For JobKeeper reviews that have been initiated after payments have been made, the ATO has since declared they will not seek to claw back payments where an honest eligibility mistake has been made.

Mr Kaczynski anticipates such JobKeeper audits to feature strongly once the $101.3 billion program comes to an end in March 2021, and believes accountants should err on the side of caution when handling applications for clients.

“For employer obligations and JobKeeper issues, because the ATO is so data-rich, there is a sense of warning or stating the obvious that it doesn’t pay to try and engineer a position. My advice is that it’s just not worth it,” he said. 

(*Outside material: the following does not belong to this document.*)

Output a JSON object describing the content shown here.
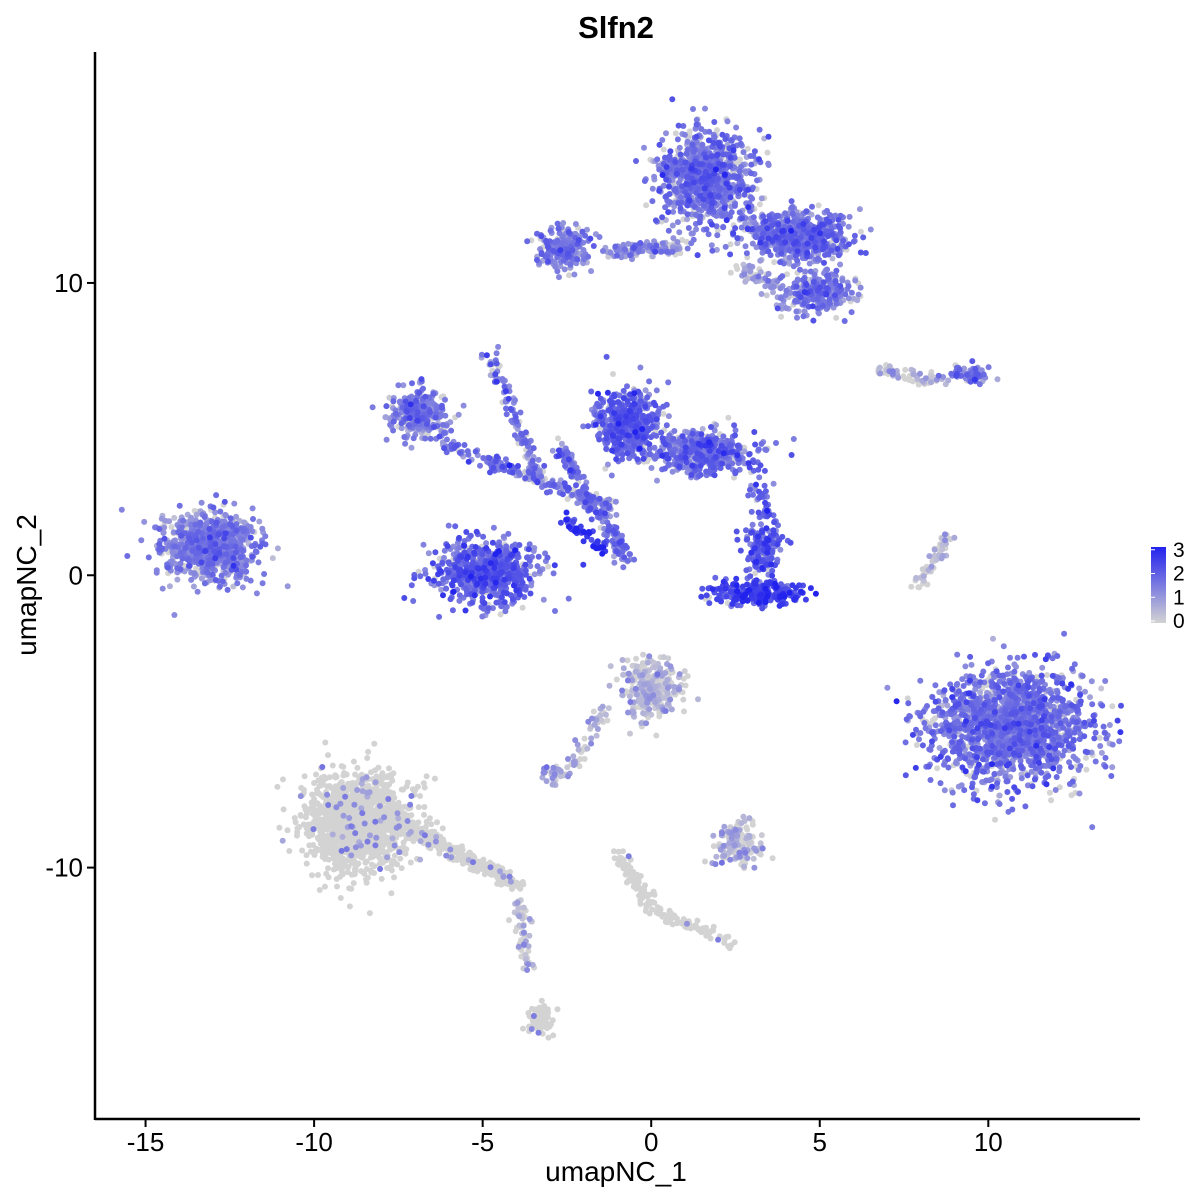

“Even the JobKeeper questionnaire that the ATO requires to be filled in, they are looking for attribution — you have to nominate who is the person in the organisation that made the final decision as to whether you should apply for JobKeeper, and then they also ask if you’ve got advice from an external party, can you please name who that person was. So, they are looking to capture some data to maybe utilise if things aren’t straight up and down.”

Biggest audit type for 2020–21

For the year ahead, Mr Kaczynski also believes accountants should be on the lookout for employer obligation audits and reviews, with such audits accounting for one in five Accountancy Insurance claims in the last financial year.

“The biggest thing we’ve seen pre-COVID and for the last couple of years has been the employer obligation audits of PAYG, super and FBT,” Mr Kaczynski said.

“They were the biggest audit type for both this year and last and that never used to be. If you go back to previous years, the pre and post-assessment of BASs were the most common category and that’s been dethroned by employer obligations, and we think that’s come as a result of Single Touch Payroll being introduced.

“They have live data now and when you put SuperStream into the mix as well, suddenly the ATO has all the information at their fingertips so they can see what super should have been paid and they can see what was paid.

“In the past, they used to rely on disgruntled employees nominating their previous or current employers for audits, now they don’t need that at all.”